Wireless, obviously, is the opposite. Everything’s connected wirelessly by radio signals. Some of the original wireless systems still needed the siren connected by wires, and many systems still need the control panel to be connected to mains electricity by wires.

But, that’s basically what we mean by hardwired and wireless.

Wireless systems. generally speaking, are quicker to install because you haven’t got to run the cables throughout the house to do the job properly. Really, you’ve got to hide the cables as best as you can. That means drilling holes in walls, and running cables up and down cavities, for instance.

If you’re lucky and you’ve got an older house with a picture rail, then you can hide cables above the picture rail. But that’s not very often possible, certainly in any house that’s built probably after about 1950. So that’s one of the downsides of a hardwired system, is it takes a long time to install.

Conversely, a wireless system is quicker to install. Hardwired systems though, have the advantage that they cannot be hacked or otherwise breached, because you physically can’t tap into the signals. The original wireless systems were very susceptible to, both hacking and jamming.

You’d sometimes find when a taxi would pull up outside perhaps with a slightly dodgy transmitter, and it would transmit on all frequencies and just clog up the airwaves, and your wireless system wouldn’t work. And burglars took advantage of that, and just jammed the system so that when a detector noticed that it had been breached, it would try and signal back to the control panel, but the control panel wouldn’t get that signal.

Similarly there is hacking of wireless systems, where people have a little thing called a software defined radio, it snoops in on the radio signals between detectors and control panel, and often between the remote control fobs and the control panel. The burglar can then mimic the action of the key fob and disarm the system, allowing them to break in without having to worry about the alarm system.
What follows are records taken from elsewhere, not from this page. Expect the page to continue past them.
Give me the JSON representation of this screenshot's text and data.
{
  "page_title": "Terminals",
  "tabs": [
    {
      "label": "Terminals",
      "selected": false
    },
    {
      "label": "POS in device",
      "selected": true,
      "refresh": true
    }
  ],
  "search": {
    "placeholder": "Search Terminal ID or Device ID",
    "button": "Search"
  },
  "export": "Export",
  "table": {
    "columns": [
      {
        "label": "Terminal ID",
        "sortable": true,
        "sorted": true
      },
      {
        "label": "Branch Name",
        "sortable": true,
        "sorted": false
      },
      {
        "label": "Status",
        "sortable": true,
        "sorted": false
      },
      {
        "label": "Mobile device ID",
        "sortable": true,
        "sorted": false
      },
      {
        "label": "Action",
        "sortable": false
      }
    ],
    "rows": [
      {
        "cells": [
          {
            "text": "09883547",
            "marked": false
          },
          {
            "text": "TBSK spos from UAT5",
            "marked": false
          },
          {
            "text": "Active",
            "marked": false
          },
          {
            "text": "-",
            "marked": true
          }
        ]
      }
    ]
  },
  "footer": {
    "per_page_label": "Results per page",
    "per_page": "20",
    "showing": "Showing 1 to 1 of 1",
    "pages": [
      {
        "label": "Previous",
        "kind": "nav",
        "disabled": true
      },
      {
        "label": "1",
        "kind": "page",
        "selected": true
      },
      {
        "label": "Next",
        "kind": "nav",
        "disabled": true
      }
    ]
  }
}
Modern systems, particularly top-end systems have got that sussed, they use encrypted technology, and channel hopping to overcome that, so it’s not a problem. if you go for a high-end system. Cheaper systems may be, a little bit more susceptible to that.

Another thing that you might want tp take into consideration,wireless systems tend also to be cheaper to buy, as well as to install is.

Which is best? Well, that’s not for me to decide. I don’t like giving a definitive answer based on my opinion. It’s horses for courses. Whatever you decide is best for you. What we are trying to do is to give you the pros and cons of everything so that you can make your own mind up.